Les énergies renouvelables : intérêts et limites de cette future source d’énergie

En 2024, les énergies renouvelables ont représenté près de 92 % des nouvelles capacités électriques installées dans le monde, et leur coût est devenu, dans la plupart des pays, inférieur à celui des centrales fossiles neuves. Pour autant, elles ne sont pas une solution parfaite : intermittence, limites géographiques, besoin massif de stockage, questions d’acceptabilité locale — autant de contraintes réelles qu’il faut regarder en face. Comprendre la transition énergétique, c’est tenir les deux bouts à la fois : les atouts spectaculaires et les limites concrètes. Voici un panorama actualisé des intérêts et des limites des énergies renouvelables.

Les énergies renouvelables : quels avantages majeurs ?

Le premier argument, souvent cité, est environnemental. Les combustibles fossiles libèrent, à chaque combustion, du CO₂ et d’autres polluants qui alimentent le réchauffement climatique et dégradent la qualité de l’air. Selon l’association SolarPowerEU, la production d’électricité solaire émet 96 % de CO₂ en moins que le charbon et 93 % de moins que le gaz sur l’ensemble de son cycle de vie. L’éolien affiche un bilan comparable, tandis que l’hydroélectricité reste la renouvelable avec la plus faible empreinte carbone.

Le deuxième avantage, moins intuitif mais désormais décisif, est économique. Entre 2010 et 2024, le coût d’installation du solaire à grande échelle a chuté de 87 %, celui de l’éolien terrestre de plus de 70 %, celui des batteries lithium-ion de 93 %. Aujourd’hui, l’éolien terrestre produit à 0,034 $/kWh en moyenne mondiale, le solaire à 0,043 $/kWh — contre 0,077 $/kWh pour une nouvelle centrale au gaz et 0,119 $/kWh pour le charbon. Selon l’IRENA, 91 % des nouvelles capacités renouvelables installées en 2024 produisaient moins cher que la moins chère des alternatives fossiles neuves.

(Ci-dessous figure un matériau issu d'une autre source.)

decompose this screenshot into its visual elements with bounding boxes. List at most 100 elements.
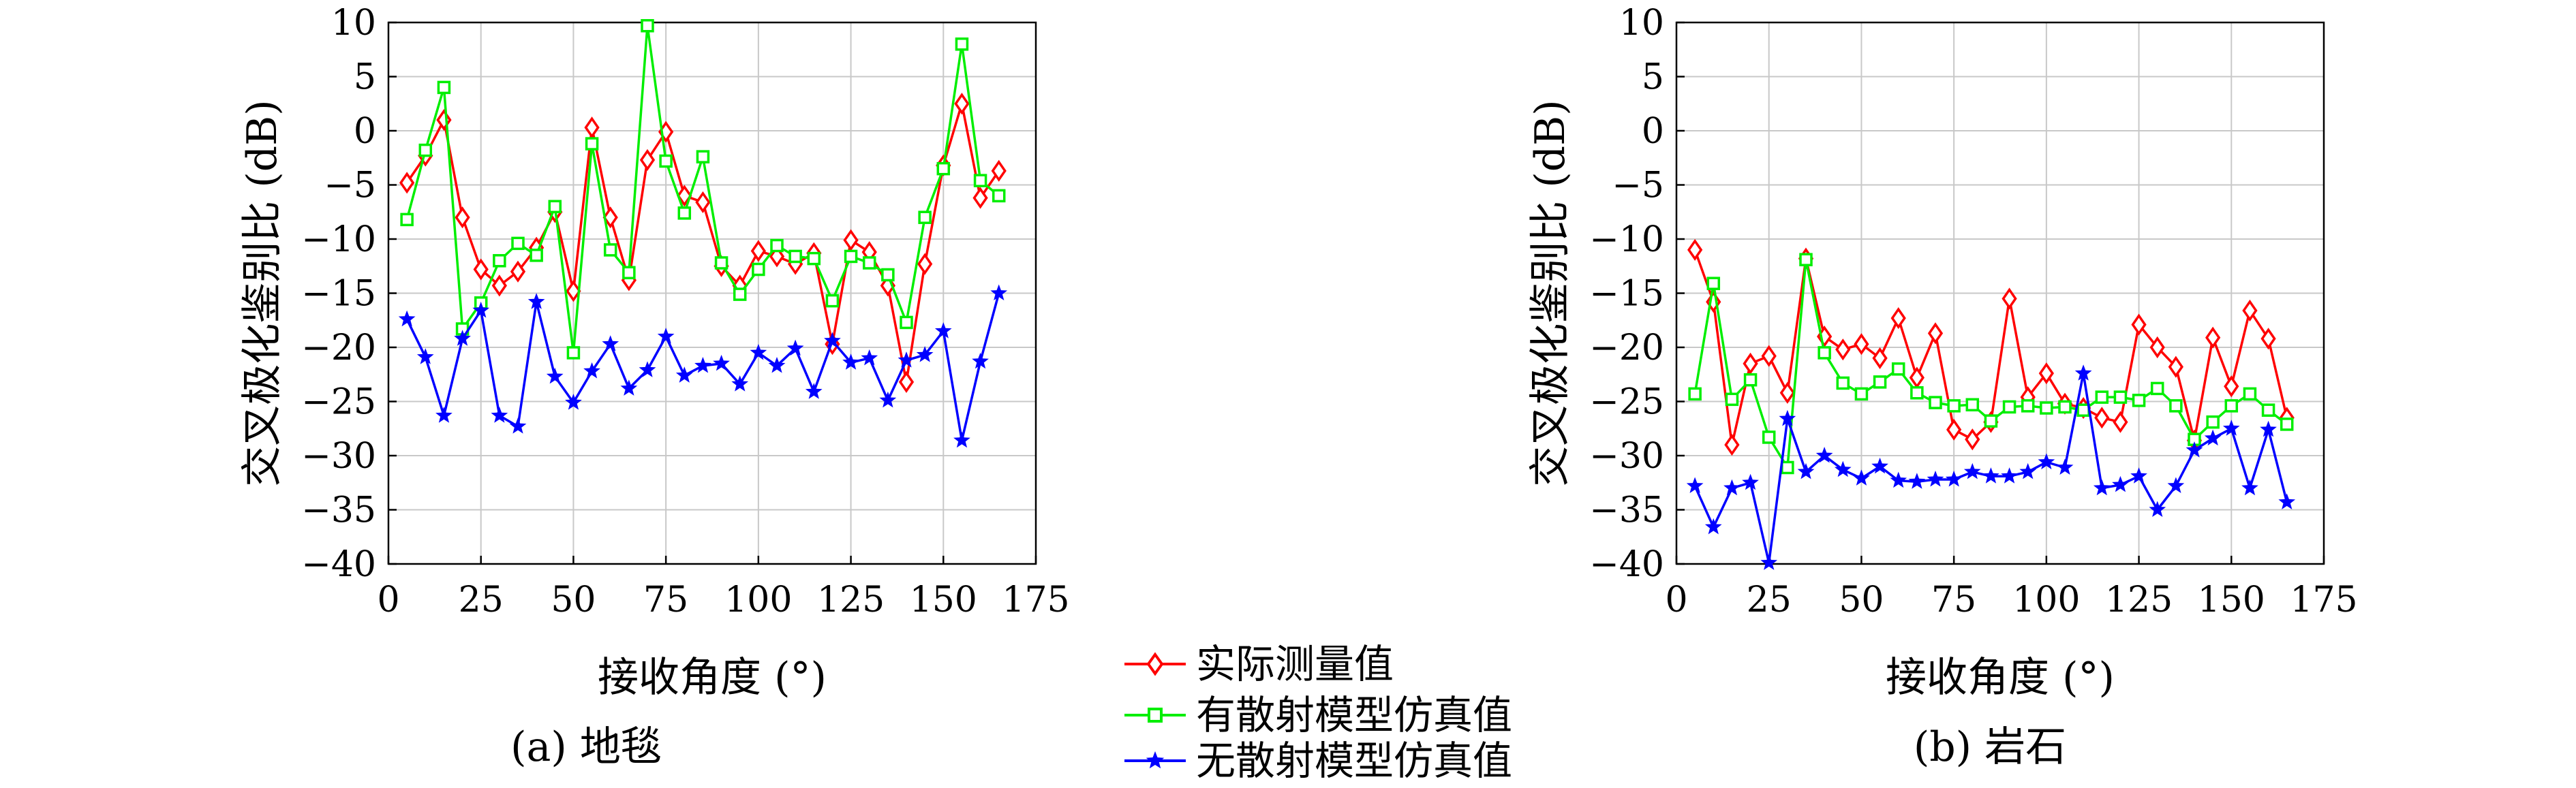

Le troisième avantage tient à la durabilité de la ressource. Le soleil, le vent, l’eau courante ne s’épuisent pas à l’échelle humaine. Une fois l’installation amortie, le « combustible » est gratuit, ce qui isole les producteurs de la volatilité des marchés fossiles. L’épisode européen de 2022, avec la flambée des prix du gaz, a brutalement rappelé la valeur stratégique de cette indépendance.

Un levier de développement économique local

Les renouvelables ne sont pas que des abstractions climatiques : elles se déploient sur des territoires, créent des emplois et génèrent des retombées fiscales. Selon le rapport IRENA-OIT publié en janvier 2026, le secteur employait 16,6 millions de personnes dans le monde en 2024, dont 7,3 millions dans le solaire photovoltaïque et 1,9 million dans l’éolien. En France, la filière éolienne représente plus de 22 000 emplois directs et indirects, largement ancrés dans les territoires ruraux qui accueillent les parcs.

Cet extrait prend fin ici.